L’exposition in utero aux perturbateurs endocriniens influence-t-elle le neurodéveloppement et l’émergence de troubles psychiatriques ? L’exemple du distilbène relance la question.
Premier perturbateur endocrinien identifié comme tel : le Diéthylstibestrol (DES), une hormone de synthèse commercialisée en France de 1948 à 1977, date à laquelle sa prescription est contre-indiquée pour les femmes enceintes.
Prescrit pour le traitement des grossesses à risque et pour éliminer les risques de fausse couche, il a eu des effets tératogènes sur les quelques 160.000 enfants issus de ces grossesses (la seconde génération DES). Il s’agit notamment de cancers du vagin, de malformation de l’appareil utéro-génitale pour les filles et de kystes au niveau de l’épididyme, d’hypospadias ou d’anomalies des testicules pour les garçons.
Pour la troisième génération DES, un certain nombre de risques accrus de malformations ont été identifiées atrésie de l’œsophage pour les deux sexes et cryptorchidies et hypospadias pour les garçons.
Des difficultés psychologiques accrues
En 1983, les travaux de Vessey et al. montrent de façon inattendue que les filles de la deuxième génération DES ont deux fois plus de risques de dépression et d’anxiété que les femmes non exposées au DES. En 1986, il est également observé qu’elles connaissent plus d’épisodes dépressifs ainsi que de difficultés psychologiques que la population non exposée. Les chercheurs observent en outre un risque plus important d’anorexie.
En 2017, une étude réalisée sur trois générations met en évidence qu’une fille Distilbène sur quatre a déjà consulté un professionnel de la santé mentale, un chiffre significativement plus élevé que dans la population générale.

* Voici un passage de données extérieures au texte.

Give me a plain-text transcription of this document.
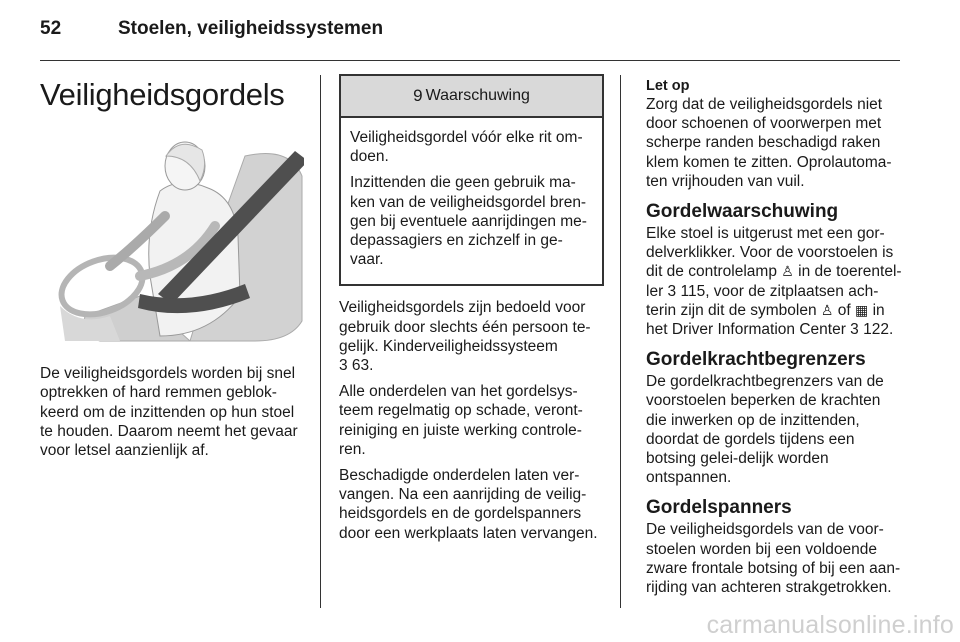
52	Stoelen, veiligheidssystemen
Veiligheidsgordels

De veiligheidsgordels worden bij snel optrekken of hard remmen geblok-keerd om de inzittenden op hun stoel te houden. Daarom neemt het gevaar voor letsel aanzienlijk af.

9 Waarschuwing

Veiligheidsgordel vóór elke rit om-doen.

Inzittenden die geen gebruik ma-ken van de veiligheidsgordel bren-gen bij eventuele aanrijdingen me-depassagiers en zichzelf in ge-vaar.

Veiligheidsgordels zijn bedoeld voor gebruik door slechts één persoon te-gelijk. Kinderveiligheidssysteem
3 63.

Alle onderdelen van het gordelsys-teem regelmatig op schade, veront-reiniging en juiste werking controle-ren.

Beschadigde onderdelen laten ver-vangen. Na een aanrijding de veilig-heidsgordels en de gordelspanners door een werkplaats laten vervangen.

Let op

Zorg dat de veiligheidsgordels niet door schoenen of voorwerpen met scherpe randen beschadigd raken klem komen te zitten. Oprolautoma-ten vrijhouden van vuil.

Gordelwaarschuwing

Elke stoel is uitgerust met een gor-delverklikker. Voor de voorstoelen is dit de controlelamp ♙ in de toerentel-ler 3 115, voor de zitplaatsen ach-terin zijn dit de symbolen ♙ of ▦ in het Driver Information Center 3 122.

Gordelkrachtbegrenzers

De gordelkrachtbegrenzers van de voorstoelen beperken de krachten die inwerken op de inzittenden, doordat de gordels tijdens een botsing gelei-delijk worden ontspannen.

Gordelspanners

De veiligheidsgordels van de voor-stoelen worden bij een voldoende zware frontale botsing of bij een aan-rijding van achteren strakgetrokken.

carmanualsonline.info
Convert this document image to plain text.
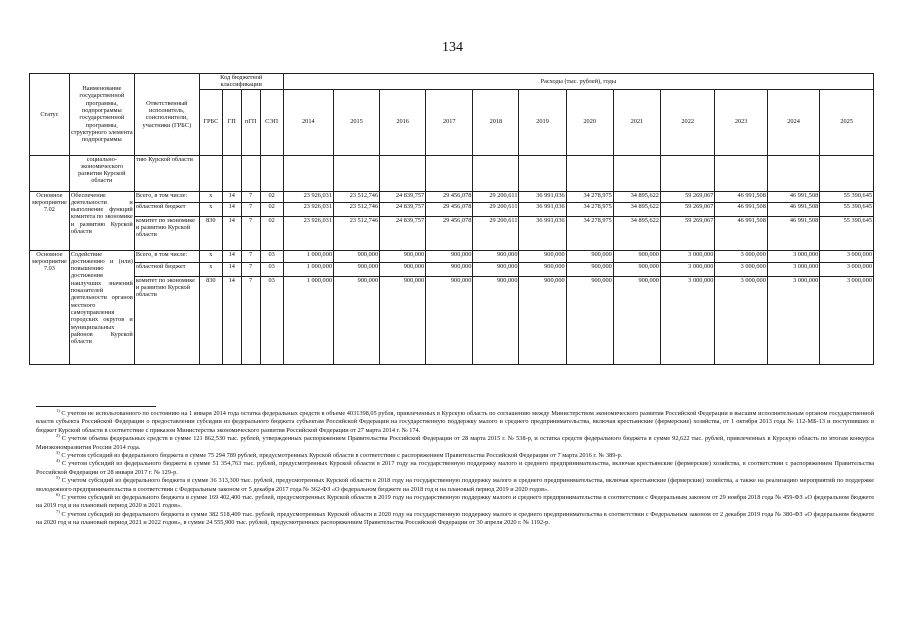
134
Статус	Наименование государственной программы, подпрограммы государственной программы, структурного элемента подпрограммы	Ответственный исполнитель, соисполнители, участники (ГРБС)	Код бюджетной классификации				Расходы (тыс. рублей), годы											
			ГРБС	ГП	пГП	СЭП	2014	2015	2016	2017	2018	2019	2020	2021	2022	2023	2024	2025
	социально-экономического развития Курской области	тию Курской области																
Основное мероприятие 7.02	Обеспечение деятельности и выполнение функций комитета по экономике и развитию Курской области	Всего, в том числе:	x	14	7	02	23 926,031	23 512,746	24 839,757	29 456,078	29 200,611	36 991,036	34 278,975	34 895,622	59 269,067	46 991,508	46 991,508	55 390,645
		областной бюджет	x	14	7	02	23 926,031	23 512,746	24 839,757	29 456,078	29 200,611	36 991,036	34 278,975	34 895,622	59 269,067	46 991,508	46 991,508	55 390,645
		комитет по экономике и развитию Курской области	830	14	7	02	23 926,031	23 512,746	24 839,757	29 456,078	29 200,611	36 991,036	34 278,975	34 895,622	59 269,067	46 991,508	46 991,508	55 390,645
Основное мероприятие 7.03	Содействие достижению и (или) повышению достижения наилучших значений показателей деятельности органов местного самоуправления городских округов и муниципальных районов Курской области	Всего, в том числе:	x	14	7	03	1 000,000	900,000	900,000	900,000	900,000	900,000	900,000	900,000	3 000,000	3 000,000	3 000,000	3 000,000
		областной бюджет	x	14	7	03	1 000,000	900,000	900,000	900,000	900,000	900,000	900,000	900,000	3 000,000	3 000,000	3 000,000	3 000,000
		комитет по экономике и развитию Курской области	830	14	7	03	1 000,000	900,000	900,000	900,000	900,000	900,000	900,000	900,000	3 000,000	3 000,000	3 000,000	3 000,000

$^{1)}$ С учетом не использованного по состоянию на 1 января 2014 года остатка федеральных средств в объеме 4031398,05 рубля, привлеченных в Курскую область по соглашению между Министерством экономического развития Российской Федерации и высшим исполнительным органом государственной власти субъекта Российской Федерации о предоставлении субсидии из федерального бюджета субъектам Российской Федерации на государственную поддержку малого и среднего предпринимательства, включая крестьянские (фермерские) хозяйства, от 1 октября 2013 года № 112-МБ-13 и поступивших в бюджет Курской области в соответствие с приказом Министерства экономического развития Российской Федерации от 27 марта 2014 г. № 174.

$^{2)}$ С учетом объема федеральных средств в сумме 121 862,530 тыс. рублей, утвержденных распоряжением Правительства Российской Федерации от 28 марта 2015 г. № 538-р, и остатка средств федерального бюджета в сумме 92,622 тыс. рублей, привлеченных в Курскую область по итогам конкурса Минэкономразвития России 2014 года.

$^{3)}$ С учетом субсидий из федерального бюджета в сумме 75 294 789 рублей, предусмотренных Курской области в соответствии с распоряжением Правительства Российской Федерации от 7 марта 2016 г. № 389-р.

$^{4)}$ С учетом субсидий из федерального бюджета в сумме 51 354,763 тыс. рублей, предусмотренных Курской области в 2017 году на государственную поддержку малого и среднего предпринимательства, включая крестьянские (фермерские) хозяйства, в соответствии с распоряжением Правительства Российской Федерации от 28 января 2017 г. № 129-р.

$^{5)}$ С учетом субсидий из федерального бюджета в сумме 36 313,300 тыс. рублей, предусмотренных Курской области в 2018 году на государственную поддержку малого и среднего предпринимательства, включая крестьянские (фермерские) хозяйства, а также на реализацию мероприятий по поддержке молодежного предпринимательства в соответствии с Федеральным законом от 5 декабря 2017 года № 362-ФЗ «О федеральном бюджете на 2018 год и на плановый период 2019 и 2020 годов».

$^{6)}$ С учетом субсидий из федерального бюджета в сумме 169 402,400 тыс. рублей, предусмотренных Курской области в 2019 году на государственную поддержку малого и среднего предпринимательства в соответствии с Федеральным законом от 29 ноября 2018 года № 459-ФЗ «О федеральном бюджете на 2019 год и на плановый период 2020 и 2021 годов».

$^{7)}$ С учетом субсидий из федерального бюджета в сумме 382 518,400 тыс. рублей, предусмотренных Курской области в 2020 году на государственную поддержку малого и среднего предпринимательства в соответствии с Федеральным законом от 2 декабря 2019 года № 380-ФЗ «О федеральном бюджете на 2020 год и на плановый период 2021 и 2022 годов», в сумме 24 555,900 тыс. рублей, предусмотренных распоряжением Правительства Российской Федерации от 30 апреля 2020 г. № 1192-р.
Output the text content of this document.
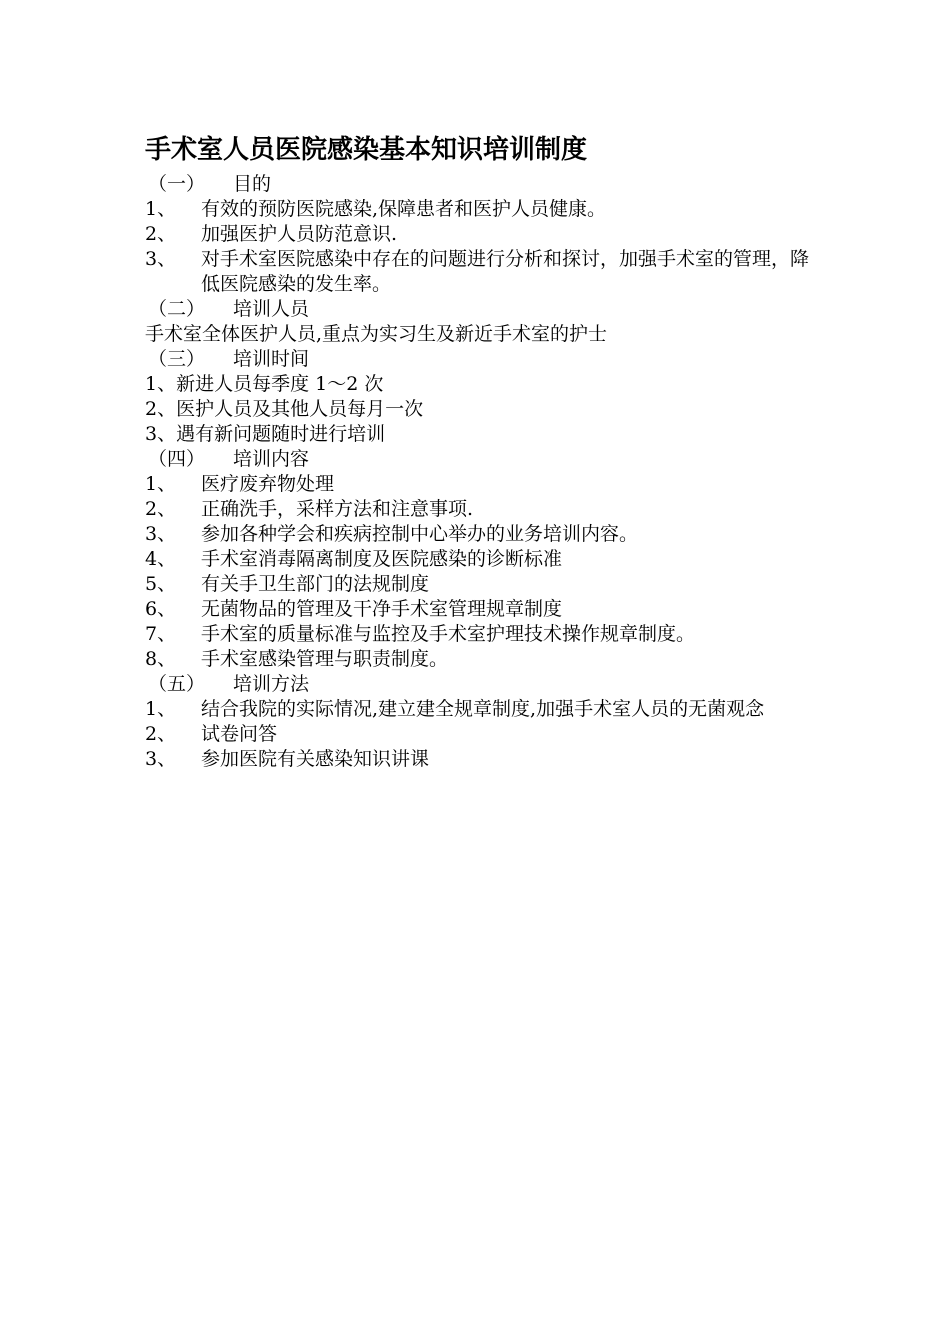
手术室人员医院感染基本知识培训制度
（一）	目的
1、	有效的预防医院感染,保障患者和医护人员健康。
2、	加强医护人员防范意识.
3、	对手术室医院感染中存在的问题进行分析和探讨，加强手术室的管理，降低医院感染的发生率。
（二）	培训人员
手术室全体医护人员,重点为实习生及新近手术室的护士
（三）	培训时间
1、新进人员每季度 1～2 次
2、医护人员及其他人员每月一次
3、遇有新问题随时进行培训
（四）	培训内容
1、	医疗废弃物处理
2、	正确洗手，采样方法和注意事项.
3、	参加各种学会和疾病控制中心举办的业务培训内容。
4、	手术室消毒隔离制度及医院感染的诊断标准
5、	有关手卫生部门的法规制度
6、	无菌物品的管理及干净手术室管理规章制度
7、	手术室的质量标准与监控及手术室护理技术操作规章制度。
8、	手术室感染管理与职责制度。
（五）	培训方法
1、	结合我院的实际情况,建立建全规章制度,加强手术室人员的无菌观念
2、	试卷问答
3、	参加医院有关感染知识讲课
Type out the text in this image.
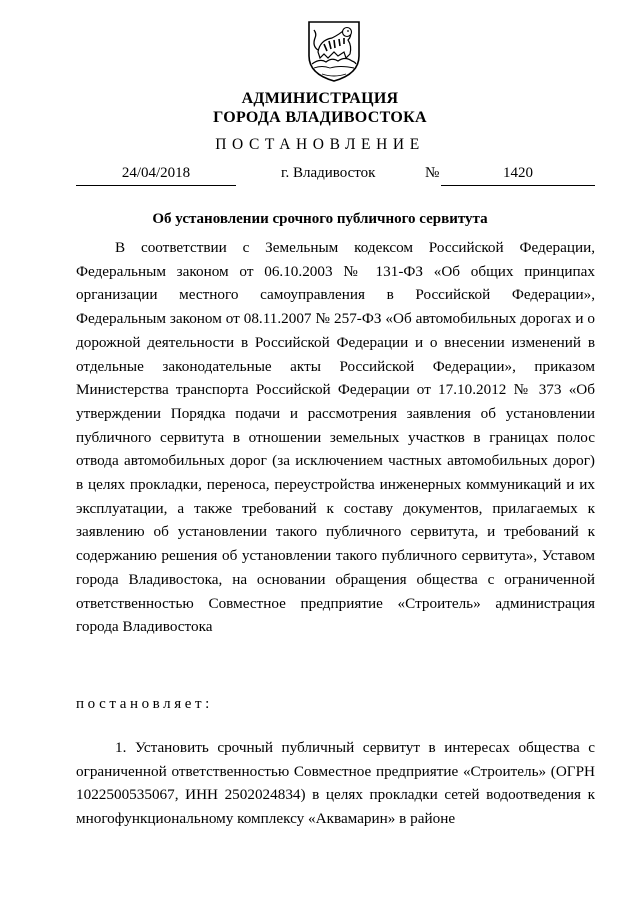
АДМИНИСТРАЦИЯ
ГОРОДА ВЛАДИВОСТОКА
ПОСТАНОВЛЕНИЕ
24/04/2018	г. Владивосток	№	1420
Об установлении срочного публичного сервитута

В соответствии с Земельным кодексом Российской Федерации, Федеральным законом от 06.10.2003 № 131-ФЗ «Об общих принципах организации местного самоуправления в Российской Федерации», Федеральным законом от 08.11.2007 № 257-ФЗ «Об автомобильных дорогах и о дорожной деятельности в Российской Федерации и о внесении изменений в отдельные законодательные акты Российской Федерации», приказом Министерства транспорта Российской Федерации от 17.10.2012 № 373 «Об утверждении Порядка подачи и рассмотрения заявления об установлении публичного сервитута в отношении земельных участков в границах полос отвода автомобильных дорог (за исключением частных автомобильных дорог) в целях прокладки, переноса, переустройства инженерных коммуникаций и их эксплуатации, а также требований к составу документов, прилагаемых к заявлению об установлении такого публичного сервитута, и требований к содержанию решения об установлении такого публичного сервитута», Уставом города Владивостока, на основании обращения общества с ограниченной ответственностью Совместное предприятие «Строитель» администрация города Владивостока

постановляет:

1. Установить срочный публичный сервитут в интересах общества с ограниченной ответственностью Совместное предприятие «Строитель» (ОГРН 1022500535067, ИНН 2502024834) в целях прокладки сетей водоотведения к многофункциональному комплексу «Аквамарин» в районе
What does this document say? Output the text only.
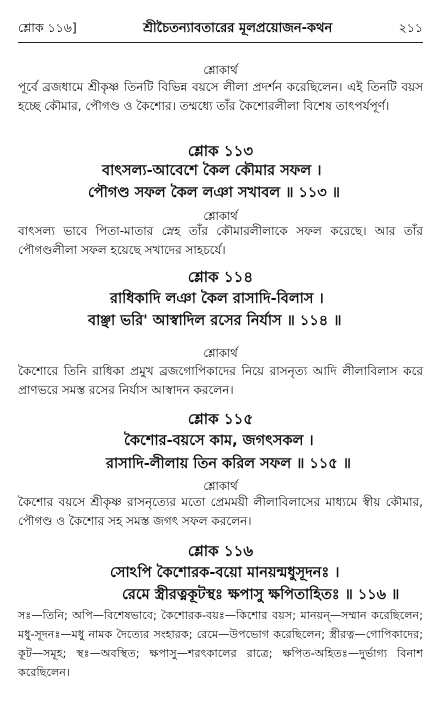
শ্লোক ১১৬]	শ্রীচৈতন্যাবতারের মূলপ্রয়োজন-কথন	২১১
শ্লোকার্থ
পূর্বে ব্রজধামে শ্রীকৃষ্ণ তিনটি বিভিন্ন বয়সে লীলা প্রদর্শন করেছিলেন। এই তিনটি বয়স হচ্ছে কৌমার, পৌগণ্ড ও কৈশোর। তম্মধ্যে তাঁর কৈশোরলীলা বিশেষ তাৎপর্যপূর্ণ।
শ্লোক ১১৩
বাৎসল্য-আবেশে কৈল কৌমার সফল ।
পৌগণ্ড সফল কৈল লঞা সখাবল ॥ ১১৩ ॥
শ্লোকার্থ
বাৎসল্য ভাবে পিতা-মাতার স্নেহ তাঁর কৌমারলীলাকে সফল করেছে। আর তাঁর পৌগণ্ডলীলা সফল হয়েছে সখাদের সাহচর্যে।
শ্লোক ১১৪
রাধিকাদি লঞা কৈল রাসাদি-বিলাস ।
বাঞ্ছা ভরি' আস্বাদিল রসের নির্যাস ॥ ১১৪ ॥
শ্লোকার্থ
কৈশোরে তিনি রাধিকা প্রমুখ ব্রজগোপিকাদের নিয়ে রাসনৃত্য আদি লীলাবিলাস করে প্রাণভরে সমস্ত রসের নির্যাস আস্বাদন করলেন।
শ্লোক ১১৫
কৈশোর-বয়সে কাম, জগৎসকল ।
রাসাদি-লীলায় তিন করিল সফল ॥ ১১৫ ॥
শ্লোকার্থ
কৈশোর বয়সে শ্রীকৃষ্ণ রাসনৃত্যের মতো প্রেমময়ী লীলাবিলাসের মাধ্যমে স্বীয় কৌমার, পৌগণ্ড ও কৈশোর সহ সমস্ত জগৎ সফল করলেন।
শ্লোক ১১৬
সোঽপি কৈশোরক-বয়ো মানয়ন্মধুসূদনঃ ।
রেমে স্ত্রীরত্নকূটস্থঃ ক্ষপাসু ক্ষপিতাহিতঃ ॥ ১১৬ ॥
সঃ—তিনি; অপি—বিশেষভাবে; কৈশোরক-বয়ঃ—কিশোর বয়স; মানয়ন্—সম্মান করেছিলেন; মধু-সূদনঃ—মধু নামক দৈত্যের সংহারক; রেমে—উপভোগ করেছিলেন; স্ত্রীরত্ন—গোপিকাদের; কূট—সমূহ; স্থঃ—অবস্থিত; ক্ষপাসু—শরৎকালের রাত্রে; ক্ষপিত-অহিতঃ—দুর্ভাগ্য বিনাশ করেছিলেন।
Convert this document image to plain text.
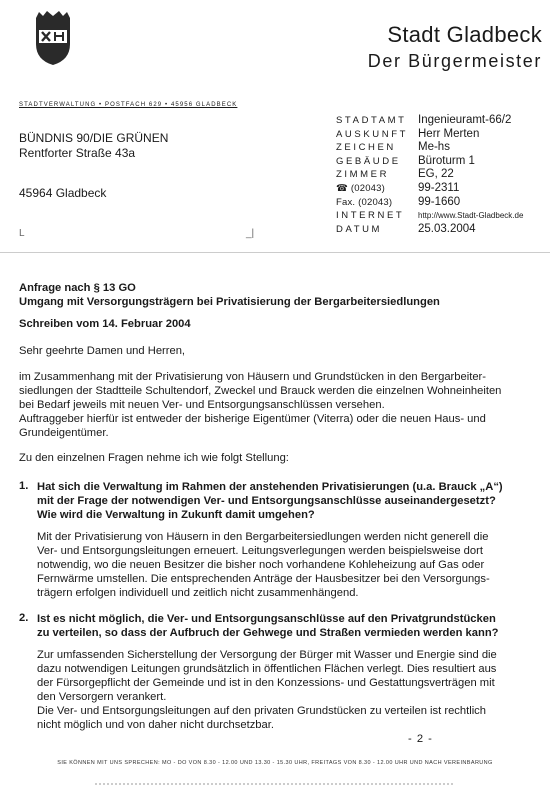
Stadt Gladbeck
Der Bürgermeister
STADTVERWALTUNG • POSTFACH 629 • 45956 GLADBECK
BÜNDNIS 90/DIE GRÜNEN
Rentforter Straße 43a
45964 Gladbeck
L	_|
STADTAMT
AUSKUNFT
ZEICHEN
GEBÄUDE
ZIMMER
☎ (02043)
Fax. (02043)
INTERNET
DATUM
Ingenieuramt-66/2
Herr Merten
Me-hs
Büroturm 1
EG, 22
99-2311
99-1660
http://www.Stadt-Gladbeck.de
25.03.2004
Anfrage nach § 13 GO
Umgang mit Versorgungsträgern bei Privatisierung der Bergarbeitersiedlungen
Schreiben vom 14. Februar 2004
Sehr geehrte Damen und Herren,
im Zusammenhang mit der Privatisierung von Häusern und Grundstücken in den Bergarbeiter-
siedlungen der Stadtteile Schultendorf, Zweckel und Brauck werden die einzelnen Wohneinheiten
bei Bedarf jeweils mit neuen Ver- und Entsorgungsanschlüssen versehen.
Auftraggeber hierfür ist entweder der bisherige Eigentümer (Viterra) oder die neuen Haus- und
Grundeigentümer.
Zu den einzelnen Fragen nehme ich wie folgt Stellung:
1. Hat sich die Verwaltung im Rahmen der anstehenden Privatisierungen (u.a. Brauck „A“)
mit der Frage der notwendigen Ver- und Entsorgungsanschlüsse auseinandergesetzt?
Wie wird die Verwaltung in Zukunft damit umgehen?
Mit der Privatisierung von Häusern in den Bergarbeitersiedlungen werden nicht generell die
Ver- und Entsorgungsleitungen erneuert. Leitungsverlegungen werden beispielsweise dort
notwendig, wo die neuen Besitzer die bisher noch vorhandene Kohleheizung auf Gas oder
Fernwärme umstellen. Die entsprechenden Anträge der Hausbesitzer bei den Versorgungs-
trägern erfolgen individuell und zeitlich nicht zusammenhängend.
2. Ist es nicht möglich, die Ver- und Entsorgungsanschlüsse auf den Privatgrundstücken
zu verteilen, so dass der Aufbruch der Gehwege und Straßen vermieden werden kann?
Zur umfassenden Sicherstellung der Versorgung der Bürger mit Wasser und Energie sind die
dazu notwendigen Leitungen grundsätzlich in öffentlichen Flächen verlegt. Dies resultiert aus
der Fürsorgepflicht der Gemeinde und ist in den Konzessions- und Gestattungsverträgen mit
den Versorgern verankert.
Die Ver- und Entsorgungsleitungen auf den privaten Grundstücken zu verteilen ist rechtlich
nicht möglich und von daher nicht durchsetzbar.
- 2 -
SIE KÖNNEN MIT UNS SPRECHEN: MO - DO VON 8.30 - 12.00 UND 13.30 - 15.30 UHR, FREITAGS VON 8.30 - 12.00 UHR UND NACH VEREINBARUNG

La tendance est cependant à imputer ces difficultés psychiques observées sur le compte des difficultés gynécologiques et obstétricales rencontrées par les filles DES.
La cohorte HHORAGES
Au début des années 2000, l’association HHORAGES-France (Halte aux HORmones Artificielles pour les GrossessES) se mobilise pour faire connaître les troubles psychiques qu’ils recensent dans leurs familles adhérentes. Il s’agit notamment de dépression, de troubles alimentaires, d’addictions, de troubles bipolaires, et schizophrénie. L’association souligne également les nombreux cas de trouble du comportement ainsi que de nombreux suicide, intervenus dans la population des garçons DES.
Une perturbation du neurodéveloppement ?
En 1987, une première publication de Katz et al. s’interroge sur une relation causale entre des troubles psychotiques observés chez quatre garçons exposés au DES in utero et une éventuelle perturbation du neurodéveloppement générée par le DES. En 2017, une équipe de recherche de l’Université Paris Descartes, de l’Inserm et du Centre Hospitalier Sainte-Anne, sous la direction du Professeur Marie-Odile Krebs, a mis en évidence que des patients souffrant de troubles psychotiques et exposés in utero au Distilbène présentaient des altérations épigénétiques spécifiques. Ces altérations correspondent à des régions génomiques comprenant notamment le gène ZFP57, lui-même impliqué dans le neurodéveloppement.
Grâce à ce nouveau travail, les chercheurs posent la question, plus générale, de l’influence de l’exposition in utero aux perturbateurs endocriniens sur le neurodéveloppement et l’émergence de maladies psychiatriques.